Man muss den dunklen, oft grausigen Skog (Wald) kennen, dieses meilenweit ununterbrochene chaotische Gemisch von Laub- und Nadelholz, von Felstrümmern und umgestürzten Baumstämmen und einem Stein und Stock pilzartig überwuchernden Teppich von Moos und niederem Pflanzengestrüpp, der die Kleider und die Haut zerreißt und ein Vordringen unmöglich macht.

PAUL HERMANN

Die Wiese senkte sich sanft bis zum Waldrand. Bullrich kam es so vor, als blühten hier weniger Blumen als auf der Grünloher Seite des Heckenweges. Auch die Insekten machten sich rar. Jedenfalls sah er hier keinen einzigen der bläulichen Schmetterlinge mehr, die zuvor seinen Weg begleitet hatten, und auch keine Libellen und Hummeln.

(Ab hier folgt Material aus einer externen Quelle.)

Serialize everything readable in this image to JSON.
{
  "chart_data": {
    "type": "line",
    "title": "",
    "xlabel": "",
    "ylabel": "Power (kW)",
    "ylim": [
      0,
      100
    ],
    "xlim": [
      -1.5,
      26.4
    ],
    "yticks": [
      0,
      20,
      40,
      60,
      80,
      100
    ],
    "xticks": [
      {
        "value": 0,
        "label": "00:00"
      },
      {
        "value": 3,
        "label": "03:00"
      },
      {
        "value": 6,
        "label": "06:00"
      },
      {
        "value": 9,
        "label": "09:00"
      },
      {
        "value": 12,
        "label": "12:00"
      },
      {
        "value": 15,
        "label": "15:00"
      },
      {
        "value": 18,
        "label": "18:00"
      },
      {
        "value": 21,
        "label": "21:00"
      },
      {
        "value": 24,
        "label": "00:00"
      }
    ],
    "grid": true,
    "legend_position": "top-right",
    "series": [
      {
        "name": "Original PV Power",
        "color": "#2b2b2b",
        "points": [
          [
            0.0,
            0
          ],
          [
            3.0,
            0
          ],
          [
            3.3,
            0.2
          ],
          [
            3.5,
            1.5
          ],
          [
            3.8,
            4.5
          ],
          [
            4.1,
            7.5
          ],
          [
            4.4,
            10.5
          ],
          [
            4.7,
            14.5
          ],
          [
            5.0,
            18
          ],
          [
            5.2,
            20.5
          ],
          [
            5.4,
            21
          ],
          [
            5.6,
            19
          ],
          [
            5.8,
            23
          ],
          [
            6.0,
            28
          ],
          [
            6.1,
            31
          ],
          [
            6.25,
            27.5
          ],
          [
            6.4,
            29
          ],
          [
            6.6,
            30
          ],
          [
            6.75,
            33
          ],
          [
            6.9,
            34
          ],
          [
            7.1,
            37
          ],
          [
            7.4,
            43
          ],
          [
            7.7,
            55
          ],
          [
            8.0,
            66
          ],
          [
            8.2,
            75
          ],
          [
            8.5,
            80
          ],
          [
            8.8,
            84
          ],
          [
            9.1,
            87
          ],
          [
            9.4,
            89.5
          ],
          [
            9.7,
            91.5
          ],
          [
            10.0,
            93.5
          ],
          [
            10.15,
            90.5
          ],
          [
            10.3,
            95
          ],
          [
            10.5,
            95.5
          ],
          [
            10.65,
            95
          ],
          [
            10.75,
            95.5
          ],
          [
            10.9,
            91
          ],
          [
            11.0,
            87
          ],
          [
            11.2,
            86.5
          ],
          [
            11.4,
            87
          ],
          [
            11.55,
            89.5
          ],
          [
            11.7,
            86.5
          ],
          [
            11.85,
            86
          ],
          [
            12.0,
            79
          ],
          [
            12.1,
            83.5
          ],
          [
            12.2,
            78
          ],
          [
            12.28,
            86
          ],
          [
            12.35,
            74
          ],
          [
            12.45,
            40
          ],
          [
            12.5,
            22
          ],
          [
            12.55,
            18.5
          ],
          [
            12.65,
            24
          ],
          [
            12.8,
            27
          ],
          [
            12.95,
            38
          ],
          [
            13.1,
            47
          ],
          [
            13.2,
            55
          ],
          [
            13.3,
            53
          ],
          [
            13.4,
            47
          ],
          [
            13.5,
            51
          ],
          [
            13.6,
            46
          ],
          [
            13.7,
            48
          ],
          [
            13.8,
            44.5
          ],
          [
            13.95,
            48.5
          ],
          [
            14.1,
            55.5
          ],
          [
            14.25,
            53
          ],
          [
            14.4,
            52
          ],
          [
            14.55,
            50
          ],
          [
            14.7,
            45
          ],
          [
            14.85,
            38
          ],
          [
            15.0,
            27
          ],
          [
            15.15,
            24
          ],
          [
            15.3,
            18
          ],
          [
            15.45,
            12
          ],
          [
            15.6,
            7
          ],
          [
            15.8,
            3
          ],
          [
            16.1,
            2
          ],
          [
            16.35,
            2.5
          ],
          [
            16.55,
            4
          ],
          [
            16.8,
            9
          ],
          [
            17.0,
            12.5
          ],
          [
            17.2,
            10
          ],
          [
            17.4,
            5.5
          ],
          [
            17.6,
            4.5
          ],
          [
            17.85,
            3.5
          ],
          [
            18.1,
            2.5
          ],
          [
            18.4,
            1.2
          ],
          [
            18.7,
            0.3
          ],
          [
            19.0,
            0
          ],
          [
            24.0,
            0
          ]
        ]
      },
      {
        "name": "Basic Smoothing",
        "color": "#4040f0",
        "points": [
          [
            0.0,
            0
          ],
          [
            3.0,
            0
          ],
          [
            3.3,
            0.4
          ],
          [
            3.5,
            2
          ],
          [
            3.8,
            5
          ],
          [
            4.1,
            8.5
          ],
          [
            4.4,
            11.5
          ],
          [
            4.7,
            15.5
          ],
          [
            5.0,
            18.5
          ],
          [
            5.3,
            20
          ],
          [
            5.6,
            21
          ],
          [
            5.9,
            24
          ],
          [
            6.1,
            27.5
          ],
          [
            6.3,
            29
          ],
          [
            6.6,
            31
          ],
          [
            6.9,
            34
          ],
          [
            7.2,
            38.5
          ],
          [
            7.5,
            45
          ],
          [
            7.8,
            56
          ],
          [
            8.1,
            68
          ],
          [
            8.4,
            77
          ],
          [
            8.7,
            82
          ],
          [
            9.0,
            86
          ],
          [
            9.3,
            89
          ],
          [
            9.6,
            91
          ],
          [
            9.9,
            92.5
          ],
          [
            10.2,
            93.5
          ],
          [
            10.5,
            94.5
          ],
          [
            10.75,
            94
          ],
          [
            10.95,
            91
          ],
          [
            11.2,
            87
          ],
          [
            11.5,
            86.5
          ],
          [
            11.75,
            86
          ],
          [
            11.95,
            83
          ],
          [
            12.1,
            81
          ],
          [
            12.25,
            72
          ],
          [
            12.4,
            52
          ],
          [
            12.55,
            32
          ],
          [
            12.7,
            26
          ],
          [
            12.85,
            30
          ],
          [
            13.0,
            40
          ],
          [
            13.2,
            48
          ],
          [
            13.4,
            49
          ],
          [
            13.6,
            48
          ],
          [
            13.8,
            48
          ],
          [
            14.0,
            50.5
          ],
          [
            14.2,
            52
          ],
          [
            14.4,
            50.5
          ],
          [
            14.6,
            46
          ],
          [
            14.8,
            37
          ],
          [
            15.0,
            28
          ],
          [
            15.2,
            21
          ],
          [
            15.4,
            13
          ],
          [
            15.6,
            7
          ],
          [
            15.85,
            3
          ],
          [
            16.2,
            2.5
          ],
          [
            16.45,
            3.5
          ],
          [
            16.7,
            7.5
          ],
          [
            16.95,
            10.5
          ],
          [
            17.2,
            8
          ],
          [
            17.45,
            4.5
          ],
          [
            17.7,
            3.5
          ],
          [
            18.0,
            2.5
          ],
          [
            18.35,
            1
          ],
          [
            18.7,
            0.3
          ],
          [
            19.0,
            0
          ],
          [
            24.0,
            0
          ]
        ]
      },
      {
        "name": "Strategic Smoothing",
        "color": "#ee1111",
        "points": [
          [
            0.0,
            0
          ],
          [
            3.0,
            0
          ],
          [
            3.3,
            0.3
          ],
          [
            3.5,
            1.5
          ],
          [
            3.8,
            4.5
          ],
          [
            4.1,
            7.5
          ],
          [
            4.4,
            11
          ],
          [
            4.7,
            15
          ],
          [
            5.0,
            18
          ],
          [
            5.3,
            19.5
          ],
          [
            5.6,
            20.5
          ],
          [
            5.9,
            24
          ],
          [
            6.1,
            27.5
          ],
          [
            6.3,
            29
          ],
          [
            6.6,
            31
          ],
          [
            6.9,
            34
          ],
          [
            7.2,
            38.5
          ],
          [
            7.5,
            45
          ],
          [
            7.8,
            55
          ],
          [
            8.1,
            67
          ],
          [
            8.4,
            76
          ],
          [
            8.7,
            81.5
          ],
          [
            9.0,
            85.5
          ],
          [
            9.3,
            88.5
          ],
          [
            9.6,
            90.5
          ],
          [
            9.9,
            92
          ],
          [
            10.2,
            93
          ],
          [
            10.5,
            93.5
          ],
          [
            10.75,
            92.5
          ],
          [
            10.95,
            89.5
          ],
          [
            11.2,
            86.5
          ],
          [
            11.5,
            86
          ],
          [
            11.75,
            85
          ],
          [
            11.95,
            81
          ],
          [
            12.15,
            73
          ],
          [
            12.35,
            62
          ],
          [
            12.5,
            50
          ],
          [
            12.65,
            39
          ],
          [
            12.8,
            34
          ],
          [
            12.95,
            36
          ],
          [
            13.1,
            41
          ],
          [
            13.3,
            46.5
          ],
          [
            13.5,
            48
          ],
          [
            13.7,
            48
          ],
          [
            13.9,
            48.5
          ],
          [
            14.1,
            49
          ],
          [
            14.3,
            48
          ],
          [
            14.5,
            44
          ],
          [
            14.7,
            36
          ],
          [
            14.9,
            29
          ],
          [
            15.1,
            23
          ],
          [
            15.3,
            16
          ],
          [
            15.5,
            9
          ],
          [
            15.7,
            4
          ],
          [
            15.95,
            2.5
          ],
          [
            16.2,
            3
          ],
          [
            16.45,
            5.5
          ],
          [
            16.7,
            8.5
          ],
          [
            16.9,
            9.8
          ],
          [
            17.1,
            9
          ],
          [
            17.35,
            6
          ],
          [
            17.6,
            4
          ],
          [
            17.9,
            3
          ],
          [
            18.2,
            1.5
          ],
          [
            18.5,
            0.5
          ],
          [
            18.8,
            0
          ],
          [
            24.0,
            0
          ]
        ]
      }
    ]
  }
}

»Pah, Zufall«, machte Bullrich sich Mut.

Die Sonne schien nach wie vor von einem wolkenlosen Himmel, aber der mit jedem Schritt näher rückende Waldrand sah deshalb nicht heller aus. Bereits die ersten Baumreihen verschluckten alles Licht des strahlenden Tages. Bullrich dachte an das wenige, das er über den Wald wusste, und stellte fest, dass nichts Gutes darunter war. Etwas Unnennbares lastete über den alten Bäumen, eine undurchdringliche Wetterwand aus Angst und Beklommenheit.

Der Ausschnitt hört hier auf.